Argument type and attributes

ARRAY: An INTEGER, REAL, or CHARACTER array.

DIM: An INTEGER scalar. Its value must be in the range 1≤DIM≤n, where n is the rank of ARRAY.

MASK (optional): An argument of type LOGICAL and conforms to ARRAY in shape. If it is absent, the default mask evaluation is .TRUE.; that is, the entire array is evaluated.

KIND (optional): An INTENT(IN) INTEGER scalar. The actual argument corresponding to KIND must be a constant expression.

BACK (optional): A scalar of type LOGICAL and controls the direction in which ARRAY is searched. If it is .FALSE. or absent, the array is searched from the front.
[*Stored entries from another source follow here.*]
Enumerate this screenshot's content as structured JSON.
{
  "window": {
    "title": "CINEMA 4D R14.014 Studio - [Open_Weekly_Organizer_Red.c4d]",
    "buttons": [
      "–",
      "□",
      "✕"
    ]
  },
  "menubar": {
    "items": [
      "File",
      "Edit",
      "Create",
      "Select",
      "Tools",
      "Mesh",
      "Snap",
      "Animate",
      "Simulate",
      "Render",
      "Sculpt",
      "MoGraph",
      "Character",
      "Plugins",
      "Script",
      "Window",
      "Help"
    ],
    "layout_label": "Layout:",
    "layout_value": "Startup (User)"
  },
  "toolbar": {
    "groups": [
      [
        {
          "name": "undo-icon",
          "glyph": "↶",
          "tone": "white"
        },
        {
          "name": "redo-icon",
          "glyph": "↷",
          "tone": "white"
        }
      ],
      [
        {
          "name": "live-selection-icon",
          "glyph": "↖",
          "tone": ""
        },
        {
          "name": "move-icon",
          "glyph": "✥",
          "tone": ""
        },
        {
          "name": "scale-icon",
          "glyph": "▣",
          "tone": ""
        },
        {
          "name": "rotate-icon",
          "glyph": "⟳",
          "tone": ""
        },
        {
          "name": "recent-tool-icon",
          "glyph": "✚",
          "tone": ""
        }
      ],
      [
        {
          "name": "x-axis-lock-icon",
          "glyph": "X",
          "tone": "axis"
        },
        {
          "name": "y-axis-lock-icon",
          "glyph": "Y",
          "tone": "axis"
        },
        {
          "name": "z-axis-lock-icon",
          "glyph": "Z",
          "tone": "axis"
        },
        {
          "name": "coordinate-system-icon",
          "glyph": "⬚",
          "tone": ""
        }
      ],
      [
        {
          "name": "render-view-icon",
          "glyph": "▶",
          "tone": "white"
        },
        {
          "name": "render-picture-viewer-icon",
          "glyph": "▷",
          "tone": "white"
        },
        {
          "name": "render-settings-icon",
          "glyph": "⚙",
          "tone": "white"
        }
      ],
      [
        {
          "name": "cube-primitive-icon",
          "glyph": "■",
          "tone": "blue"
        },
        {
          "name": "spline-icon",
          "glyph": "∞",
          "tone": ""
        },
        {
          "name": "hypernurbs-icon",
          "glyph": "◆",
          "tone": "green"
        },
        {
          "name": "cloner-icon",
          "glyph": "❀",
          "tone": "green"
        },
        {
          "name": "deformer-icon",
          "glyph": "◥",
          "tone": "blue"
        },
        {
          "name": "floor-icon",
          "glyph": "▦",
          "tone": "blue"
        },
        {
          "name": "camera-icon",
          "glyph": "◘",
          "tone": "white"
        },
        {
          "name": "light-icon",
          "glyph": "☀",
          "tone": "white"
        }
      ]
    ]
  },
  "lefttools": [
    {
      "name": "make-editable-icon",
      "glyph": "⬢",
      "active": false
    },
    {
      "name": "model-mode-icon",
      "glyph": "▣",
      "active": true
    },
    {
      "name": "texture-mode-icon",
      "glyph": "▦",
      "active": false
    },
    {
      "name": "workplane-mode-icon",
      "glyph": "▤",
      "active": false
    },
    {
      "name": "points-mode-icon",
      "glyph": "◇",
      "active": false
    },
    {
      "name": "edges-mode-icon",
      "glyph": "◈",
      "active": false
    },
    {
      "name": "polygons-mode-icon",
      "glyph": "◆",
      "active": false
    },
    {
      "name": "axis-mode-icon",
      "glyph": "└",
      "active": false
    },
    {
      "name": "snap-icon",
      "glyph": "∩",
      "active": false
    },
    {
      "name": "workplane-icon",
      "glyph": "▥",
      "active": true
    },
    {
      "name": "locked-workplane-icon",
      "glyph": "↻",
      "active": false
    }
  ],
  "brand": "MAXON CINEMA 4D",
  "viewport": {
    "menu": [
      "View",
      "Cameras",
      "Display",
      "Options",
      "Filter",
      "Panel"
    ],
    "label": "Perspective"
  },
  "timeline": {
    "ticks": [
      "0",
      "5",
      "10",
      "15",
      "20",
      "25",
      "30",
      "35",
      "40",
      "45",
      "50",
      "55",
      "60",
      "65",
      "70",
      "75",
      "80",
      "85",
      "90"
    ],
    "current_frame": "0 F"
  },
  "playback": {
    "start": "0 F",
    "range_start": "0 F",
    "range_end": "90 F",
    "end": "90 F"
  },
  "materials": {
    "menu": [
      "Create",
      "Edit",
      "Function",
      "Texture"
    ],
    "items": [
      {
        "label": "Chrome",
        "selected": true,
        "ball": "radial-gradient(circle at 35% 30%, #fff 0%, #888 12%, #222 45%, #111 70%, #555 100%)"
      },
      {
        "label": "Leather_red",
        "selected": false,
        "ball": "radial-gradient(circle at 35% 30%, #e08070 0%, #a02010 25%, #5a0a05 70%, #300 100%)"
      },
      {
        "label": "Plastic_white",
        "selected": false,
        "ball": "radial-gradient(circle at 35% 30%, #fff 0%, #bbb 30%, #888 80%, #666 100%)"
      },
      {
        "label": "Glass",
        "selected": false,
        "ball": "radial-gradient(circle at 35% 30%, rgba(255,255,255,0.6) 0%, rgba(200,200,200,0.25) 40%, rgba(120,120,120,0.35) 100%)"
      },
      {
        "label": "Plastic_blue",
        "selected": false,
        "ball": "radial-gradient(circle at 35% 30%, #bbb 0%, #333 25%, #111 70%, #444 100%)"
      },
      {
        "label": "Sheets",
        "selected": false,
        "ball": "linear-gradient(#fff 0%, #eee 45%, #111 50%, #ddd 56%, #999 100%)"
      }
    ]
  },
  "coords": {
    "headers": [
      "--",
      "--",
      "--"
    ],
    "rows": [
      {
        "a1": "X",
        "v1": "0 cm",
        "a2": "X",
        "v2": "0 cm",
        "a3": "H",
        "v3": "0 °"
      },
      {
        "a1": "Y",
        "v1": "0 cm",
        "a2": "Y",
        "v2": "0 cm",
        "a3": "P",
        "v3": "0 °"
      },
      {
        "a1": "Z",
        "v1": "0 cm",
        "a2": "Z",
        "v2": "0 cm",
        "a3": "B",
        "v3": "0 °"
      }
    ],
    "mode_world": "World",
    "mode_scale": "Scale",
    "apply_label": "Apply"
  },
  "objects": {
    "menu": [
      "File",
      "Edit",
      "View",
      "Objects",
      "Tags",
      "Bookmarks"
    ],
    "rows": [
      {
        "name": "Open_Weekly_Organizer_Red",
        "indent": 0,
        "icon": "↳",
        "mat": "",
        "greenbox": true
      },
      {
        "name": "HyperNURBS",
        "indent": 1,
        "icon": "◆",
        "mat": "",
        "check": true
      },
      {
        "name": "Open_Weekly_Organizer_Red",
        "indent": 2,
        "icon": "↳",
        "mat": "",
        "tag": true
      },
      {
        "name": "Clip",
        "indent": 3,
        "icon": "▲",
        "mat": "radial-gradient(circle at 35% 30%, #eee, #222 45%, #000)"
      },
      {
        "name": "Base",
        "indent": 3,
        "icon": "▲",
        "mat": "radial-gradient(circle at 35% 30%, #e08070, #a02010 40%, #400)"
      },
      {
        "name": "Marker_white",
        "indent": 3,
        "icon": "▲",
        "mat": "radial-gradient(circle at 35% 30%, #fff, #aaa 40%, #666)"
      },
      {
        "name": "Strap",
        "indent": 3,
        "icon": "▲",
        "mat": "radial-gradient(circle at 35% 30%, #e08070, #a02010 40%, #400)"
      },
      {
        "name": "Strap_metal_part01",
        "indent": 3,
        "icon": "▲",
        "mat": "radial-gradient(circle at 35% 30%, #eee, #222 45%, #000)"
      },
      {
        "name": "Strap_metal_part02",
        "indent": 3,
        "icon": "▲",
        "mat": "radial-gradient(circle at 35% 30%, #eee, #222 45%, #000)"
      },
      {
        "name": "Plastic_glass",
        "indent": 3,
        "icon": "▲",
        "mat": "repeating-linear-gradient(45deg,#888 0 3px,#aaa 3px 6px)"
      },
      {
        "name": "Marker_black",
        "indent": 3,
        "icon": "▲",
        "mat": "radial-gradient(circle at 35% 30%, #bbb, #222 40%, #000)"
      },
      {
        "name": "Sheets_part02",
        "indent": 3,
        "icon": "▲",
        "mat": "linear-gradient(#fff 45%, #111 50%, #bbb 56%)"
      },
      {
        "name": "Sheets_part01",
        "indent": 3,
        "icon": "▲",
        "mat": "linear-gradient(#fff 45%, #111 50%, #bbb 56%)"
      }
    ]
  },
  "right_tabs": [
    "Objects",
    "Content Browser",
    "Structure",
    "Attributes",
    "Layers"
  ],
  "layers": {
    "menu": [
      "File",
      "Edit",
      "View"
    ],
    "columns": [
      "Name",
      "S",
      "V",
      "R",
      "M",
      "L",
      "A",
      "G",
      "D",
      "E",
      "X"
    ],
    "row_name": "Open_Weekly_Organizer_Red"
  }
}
If it is .TRUE., the array is searched from the end.

Result type and attributes

If KIND is present, the KIND type parameter is that specified by the value of KIND; otherwise, the KIND type parameter is that of default integer type.
If DIM is absent, the result is an integer array of rank one with a size equal to the rank of ARRAY. If DIM is present, the result is an integer array of rank rank(ARRAY)-1, and the shape is (s₁, …, s_DIM-1, s_DIM+1, …, s_n), where n is the rank of ARRAY.
If there is no minimum value, perhaps because the array is zero-sized or the mask array has all .FALSE. values or there is no DIM argument, the return value is a zero-sized one-dimensional entity. If DIM is present, the result shape depends on the rank of ARRAY.

Result value

The result indicates the subscript of the location of the minimum masked element of ARRAY. If ARRAY is of type character, the comparison is done using the ASCII collating sequence. Fortran 2008 begins If more than one element is equal to this minimum value and BACK is absent or has the value .FALSE., the function finds the location of the first element in array element order. If BACK is present with the value .TRUE., the function finds the location of the last element in array element order. Fortran 2008 ends If DIM is specified, the result indicates the location of the minimum masked element along each vector of the dimension.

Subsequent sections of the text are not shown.